The Social (and Religious) Meanings that Constitute War: The Crusades as Realpolitik vs. Socialpolitik


  • Author's note: An earlier version of this paper was presented at the annual meeting of the International Studies Association, Chicago, February 21–24, 2001. I gratefully acknowledge the Halbert Program at the Munk Centre for International Studies, University of Toronto, The Leonard Davis Institute for International Relations at the Hebrew University of Jerusalem, and the Hebrew University of Jerusalem for their generous financial support. I am also indebted to Emanuel Adler, Sasson Sofer, Amnon Linder, and the editors and anonymous reviewers of ISQ for their helpful suggestions. Of course, I am solely responsible for any errors of substance or interpretation.
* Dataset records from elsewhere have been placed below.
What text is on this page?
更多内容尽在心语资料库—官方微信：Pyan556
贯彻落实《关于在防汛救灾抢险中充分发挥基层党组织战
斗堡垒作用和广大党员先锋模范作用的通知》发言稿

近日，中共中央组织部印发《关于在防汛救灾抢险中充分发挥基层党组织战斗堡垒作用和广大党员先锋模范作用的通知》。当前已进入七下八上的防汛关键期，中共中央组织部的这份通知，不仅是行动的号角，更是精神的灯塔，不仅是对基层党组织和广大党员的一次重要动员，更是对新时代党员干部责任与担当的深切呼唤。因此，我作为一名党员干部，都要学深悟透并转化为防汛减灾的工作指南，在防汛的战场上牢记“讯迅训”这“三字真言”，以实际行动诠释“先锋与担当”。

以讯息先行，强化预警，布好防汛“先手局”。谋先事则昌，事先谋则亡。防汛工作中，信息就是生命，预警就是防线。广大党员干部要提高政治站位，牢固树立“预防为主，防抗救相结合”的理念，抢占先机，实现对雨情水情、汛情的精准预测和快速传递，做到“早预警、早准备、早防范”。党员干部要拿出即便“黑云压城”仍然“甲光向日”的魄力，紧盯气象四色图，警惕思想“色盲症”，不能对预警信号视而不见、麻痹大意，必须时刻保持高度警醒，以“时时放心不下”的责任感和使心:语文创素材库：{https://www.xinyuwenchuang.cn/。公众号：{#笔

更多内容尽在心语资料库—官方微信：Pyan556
This paper aims to present a different, and thus a more complete, explanation for “wars” in general and the Crusades to the Holy Land in particular than the one given by realist and rationalist theories. It makes its theoretical contribution in the context of a recent debate among several IR scholars, such as John Ruggie, Marcus Fischer, Rodney Bruce Hall, and Friedrich Kratochwil, forwarding the constitutive nature of the explanation of war. Furthermore, it wishes to incorporate into IR research a more sensitive historical research on the Middle Ages and the Crusades, based on French historiography and the Annalists, highlighting the “mentalité” as a cognitive structure that constituted particular interests, patterns of politics, and ultimately the wars of the Crusades. To show the evolution of social institutions, such as norms of Just War, Christian chivalry, and the idea of the Last Emperor into social praxis, this paper also focuses on the crusading life itself through the Hohenstaufen Emperors, Henry VI and Frederick II.